I am now trying to add collision detection. I have considered several possibilities:

  1. Each ship has a collision manager.
  2. Each bullet has a collision manager.
  3. There is one global collision manager.

But there are problems with each of these. My main problem is, the collision events specify the nodes involved in the collision, but I need to know the ship that got hit (which owns the node, rather than the other way around), or the bullet that hit it (same problem). Before I get too far into this, I would like to hear some thoughts on where these would normally go. My fear is that I’ll have to write my own collision code (I know C++, so it wouldn’t be terrible–just lots of work, and probably not as good as it could be).

Thanks

Sorry, I’m not exactly a professional, but I believe I might be of assistance as to your last question, because I had the same problem as well.

What I did was to set unique tags to the models in the class, a entity Id of sorts, and store the instances in an entity dictionary.
Then everytime I needed to get that particular instance (e.g a bullet), I’ll just use the nodepath that I got, trace it back to the model, and get the entity Id, and use the dictionary to locate that particular instance.

Thats what I did at least, and it worked out quite well.

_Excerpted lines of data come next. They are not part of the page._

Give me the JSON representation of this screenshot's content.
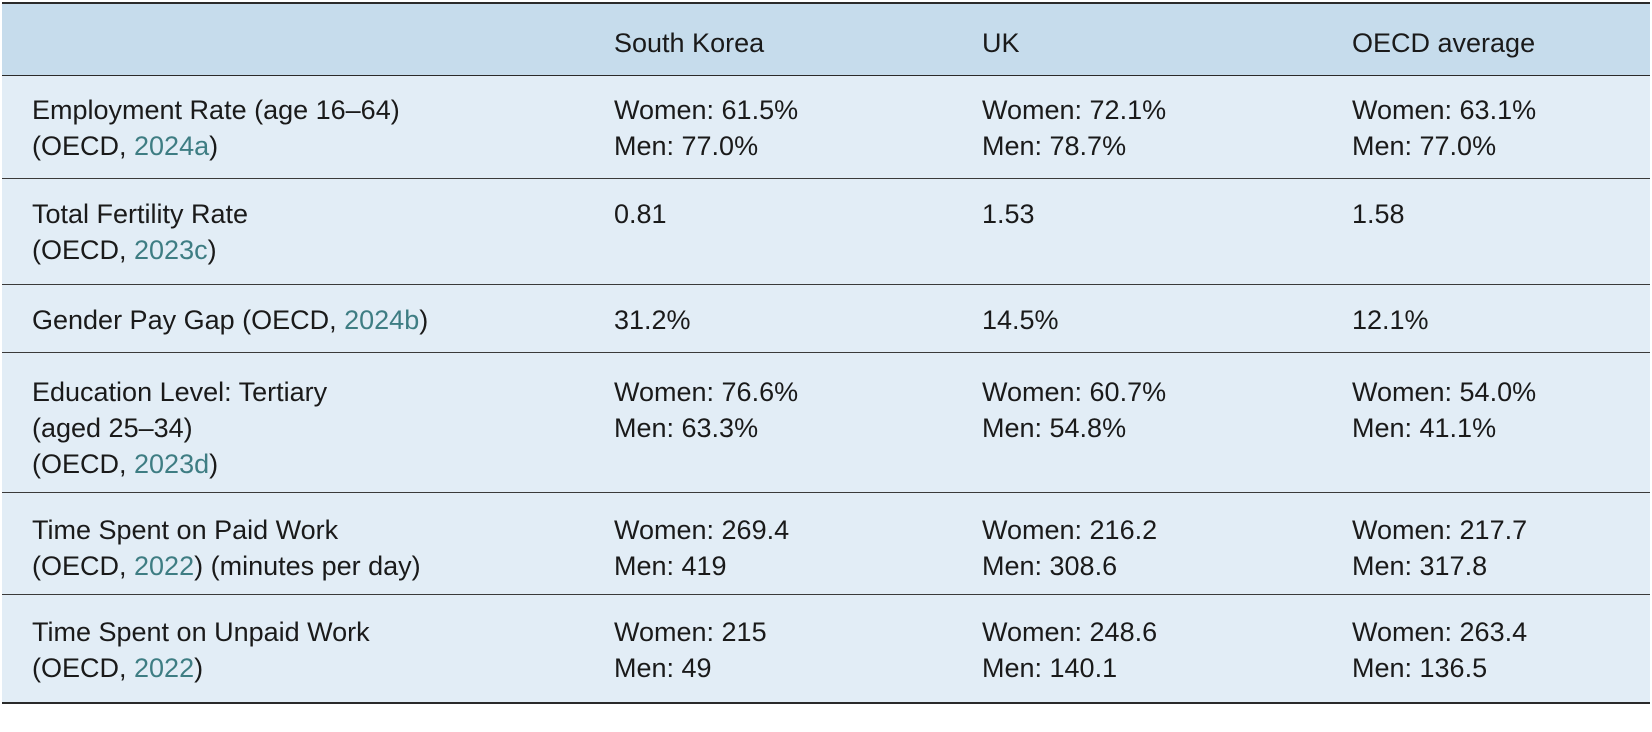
{
  "columns": [
    "",
    "South Korea",
    "UK",
    "OECD average"
  ],
  "rows": [
    {
      "label_pre": "Employment Rate (age 16–64)",
      "label_src_open": "(OECD, ",
      "cite": "2024a",
      "label_src_close": ")",
      "label_mid": "",
      "korea": [
        "Women: 61.5%",
        "Men: 77.0%"
      ],
      "uk": [
        "Women: 72.1%",
        "Men: 78.7%"
      ],
      "oecd": [
        "Women: 63.1%",
        "Men: 77.0%"
      ]
    },
    {
      "label_pre": "Total Fertility Rate",
      "label_src_open": "(OECD, ",
      "cite": "2023c",
      "label_src_close": ")",
      "label_mid": "",
      "korea": [
        "0.81"
      ],
      "uk": [
        "1.53"
      ],
      "oecd": [
        "1.58"
      ]
    },
    {
      "label_pre": "Gender Pay Gap (OECD, ",
      "cite": "2024b",
      "label_src_close": ")",
      "korea": [
        "31.2%"
      ],
      "uk": [
        "14.5%"
      ],
      "oecd": [
        "12.1%"
      ]
    },
    {
      "label_pre": "Education Level: Tertiary",
      "label_mid": "(aged 25–34)",
      "label_src_open": "(OECD, ",
      "cite": "2023d",
      "label_src_close": ")",
      "korea": [
        "Women: 76.6%",
        "Men: 63.3%"
      ],
      "uk": [
        "Women: 60.7%",
        "Men: 54.8%"
      ],
      "oecd": [
        "Women: 54.0%",
        "Men: 41.1%"
      ]
    },
    {
      "label_pre": "Time Spent on Paid Work",
      "label_src_open": "(OECD, ",
      "cite": "2022",
      "label_src_close": ") (minutes per day)",
      "korea": [
        "Women: 269.4",
        "Men: 419"
      ],
      "uk": [
        "Women: 216.2",
        "Men: 308.6"
      ],
      "oecd": [
        "Women: 217.7",
        "Men: 317.8"
      ]
    },
    {
      "label_pre": "Time Spent on Unpaid Work",
      "label_src_open": "(OECD, ",
      "cite": "2022",
      "label_src_close": ")",
      "korea": [
        "Women: 215",
        "Men: 49"
      ],
      "uk": [
        "Women: 248.6",
        "Men: 140.1"
      ],
      "oecd": [
        "Women: 263.4",
        "Men: 136.5"
      ]
    }
  ],
  "colors": {
    "header_bg": "#c6dcec",
    "row_bg": "#e2edf6",
    "citation": "#3e7d83",
    "rule": "#2a2a2a"
  }
}
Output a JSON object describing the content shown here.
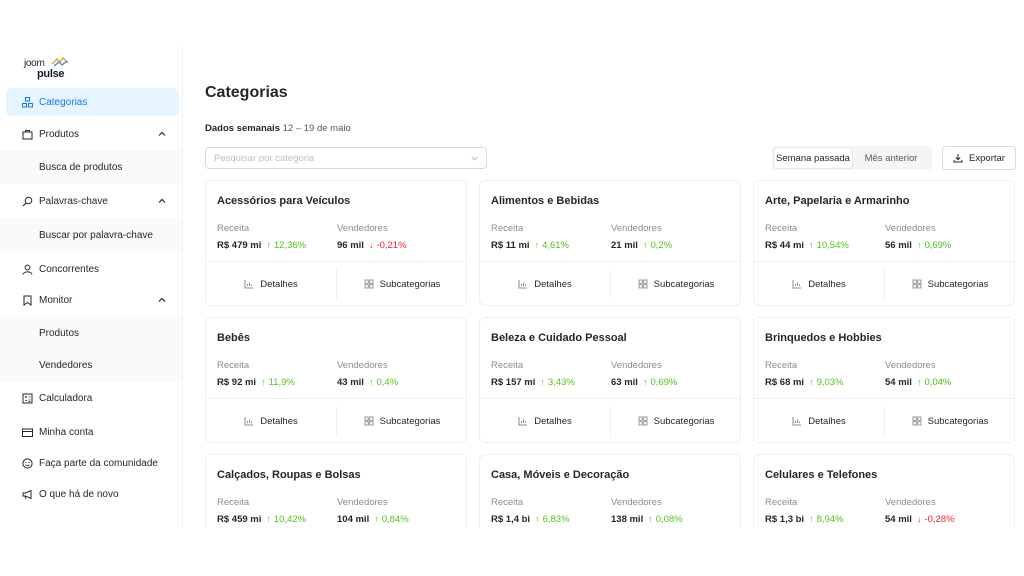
{
  "logo": {
    "line1": "joom",
    "line2": "pulse"
  },
  "nav": {
    "categorias": "Categorias",
    "produtos": "Produtos",
    "busca_produtos": "Busca de produtos",
    "palavras_chave": "Palavras-chave",
    "buscar_palavra": "Buscar por palavra-chave",
    "concorrentes": "Concorrentes",
    "monitor": "Monitor",
    "monitor_produtos": "Produtos",
    "monitor_vendedores": "Vendedores",
    "calculadora": "Calculadora",
    "minha_conta": "Minha conta",
    "comunidade": "Faça parte da comunidade",
    "novidades": "O que há de novo"
  },
  "header": {
    "title": "Categorias",
    "week_label": "Dados semanais",
    "week_range": "12 – 19 de maio",
    "search_placeholder": "Pesquisar por categoria",
    "seg_last_week": "Semana passada",
    "seg_prev_month": "Mês anterior",
    "export": "Exportar"
  },
  "card_labels": {
    "revenue": "Receita",
    "sellers": "Vendedores",
    "details": "Detalhes",
    "subcategories": "Subcategorias"
  },
  "cards": [
    {
      "name": "Acessórios para Veículos",
      "revenue": "R$ 479 mi",
      "revenue_change": "12,36%",
      "revenue_trend": "up",
      "sellers": "96 mil",
      "sellers_change": "-0,21%",
      "sellers_trend": "down"
    },
    {
      "name": "Alimentos e Bebidas",
      "revenue": "R$ 11 mi",
      "revenue_change": "4,61%",
      "revenue_trend": "up",
      "sellers": "21 mil",
      "sellers_change": "0,2%",
      "sellers_trend": "up"
    },
    {
      "name": "Arte, Papelaria e Armarinho",
      "revenue": "R$ 44 mi",
      "revenue_change": "10,54%",
      "revenue_trend": "up",
      "sellers": "56 mil",
      "sellers_change": "0,69%",
      "sellers_trend": "up"
    },
    {
      "name": "Bebês",
      "revenue": "R$ 92 mi",
      "revenue_change": "11,9%",
      "revenue_trend": "up",
      "sellers": "43 mil",
      "sellers_change": "0,4%",
      "sellers_trend": "up"
    },
    {
      "name": "Beleza e Cuidado Pessoal",
      "revenue": "R$ 157 mi",
      "revenue_change": "3,43%",
      "revenue_trend": "up",
      "sellers": "63 mil",
      "sellers_change": "0,69%",
      "sellers_trend": "up"
    },
    {
      "name": "Brinquedos e Hobbies",
      "revenue": "R$ 68 mi",
      "revenue_change": "9,03%",
      "revenue_trend": "up",
      "sellers": "54 mil",
      "sellers_change": "0,04%",
      "sellers_trend": "up"
    },
    {
      "name": "Calçados, Roupas e Bolsas",
      "revenue": "R$ 459 mi",
      "revenue_change": "10,42%",
      "revenue_trend": "up",
      "sellers": "104 mil",
      "sellers_change": "0,84%",
      "sellers_trend": "up"
    },
    {
      "name": "Casa, Móveis e Decoração",
      "revenue": "R$ 1,4 bi",
      "revenue_change": "6,83%",
      "revenue_trend": "up",
      "sellers": "138 mil",
      "sellers_change": "0,08%",
      "sellers_trend": "up"
    },
    {
      "name": "Celulares e Telefones",
      "revenue": "R$ 1,3 bi",
      "revenue_change": "8,94%",
      "revenue_trend": "up",
      "sellers": "54 mil",
      "sellers_change": "-0,28%",
      "sellers_trend": "down"
    }
  ],
  "colors": {
    "accent": "#1677ff",
    "up": "#52c41a",
    "down": "#f5222d"
  },
  "icons": [
    "category-icon",
    "bag-icon",
    "search-icon",
    "person-icon",
    "bookmark-icon",
    "calculator-icon",
    "card-icon",
    "smile-icon",
    "megaphone-icon",
    "chevron-up-icon",
    "download-icon",
    "chart-icon",
    "grid-icon"
  ]
}
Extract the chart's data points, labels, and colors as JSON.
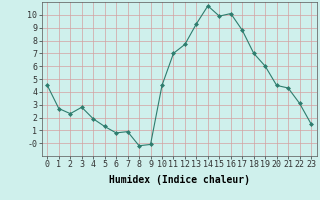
{
  "x": [
    0,
    1,
    2,
    3,
    4,
    5,
    6,
    7,
    8,
    9,
    10,
    11,
    12,
    13,
    14,
    15,
    16,
    17,
    18,
    19,
    20,
    21,
    22,
    23
  ],
  "y": [
    4.5,
    2.7,
    2.3,
    2.8,
    1.9,
    1.3,
    0.8,
    0.9,
    -0.2,
    -0.1,
    4.5,
    7.0,
    7.7,
    9.3,
    10.7,
    9.9,
    10.1,
    8.8,
    7.0,
    6.0,
    4.5,
    4.3,
    3.1,
    1.5
  ],
  "line_color": "#2e7d6e",
  "marker": "D",
  "marker_size": 2,
  "bg_color": "#cff0ec",
  "grid_color_major": "#d4a0a0",
  "grid_color_minor": "#d4a0a0",
  "xlabel": "Humidex (Indice chaleur)",
  "ylim": [
    -1,
    11
  ],
  "xlim": [
    -0.5,
    23.5
  ],
  "yticks": [
    0,
    1,
    2,
    3,
    4,
    5,
    6,
    7,
    8,
    9,
    10
  ],
  "ytick_labels": [
    "-0",
    "1",
    "2",
    "3",
    "4",
    "5",
    "6",
    "7",
    "8",
    "9",
    "10"
  ],
  "xticks": [
    0,
    1,
    2,
    3,
    4,
    5,
    6,
    7,
    8,
    9,
    10,
    11,
    12,
    13,
    14,
    15,
    16,
    17,
    18,
    19,
    20,
    21,
    22,
    23
  ],
  "xlabel_fontsize": 7,
  "tick_fontsize": 6
}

Basically.

A unique identifier tagged to each model of the instances (created in the class initialization)

An entity dictionary on the World Class which contains all the instances I need to check against

Did that help?

I see. So the id code might be something like ‘talon fighter 226’ or even just a number. All I need to do is ensure that the codes will be unique, and look it up in the dictionary. And of course, some cleanup code if the fighter gets destroyed, etc.

Thanks. I knew there had to be an easier solution than I was coming up with.

you can use python tags and tag your bullet with the node of the ship which fired it. this way you dont need any lists or dictionaries.
the methods of collisionEvent should provide you with all other functionality.

for all my applications i went with one global collision manager

Thanks for the tip about tagging the bullets. I think it will simplify a good bit of my code.

Maybe I’m misunderstanding you, but I still need the dictionary for ships. I can get references to the nodes that collided from the collisionevent, but not references to the objects that own the nodes (those objects are where basically everything is, from health, to name, to player that owns them, to the tasks that carry out things like movement and control). Should I be organizing things differently then? Is there a way to use tags to handle the info I’m handling using objects?

http://www.panda3d.org/apiref.php?page=NodePath#setPythonTag
using python tags you can directly get the nodes which “owns” the bullet.
also look at the getPythonTag method.
this way you can have

 yourbullet.setPythonTag("owner" , shipnodewhofired)

later you get the bulletnode from the collision event. you can do

bulletnode.getPythonTag("owner")

havent tested the above but it should work. at least it did work for me in the past.

According to the comments in the sample Asteroids demo using ‘setPythonTag’, crashes the game but using ‘setTag’, runs fine.

Don’t know if it’s still true… anyway that demo is a good place to look at how one can handle bullets and tags in panda.

I have no idea what that comment is referring to. I know of no crashes related to the use of setPythonTag.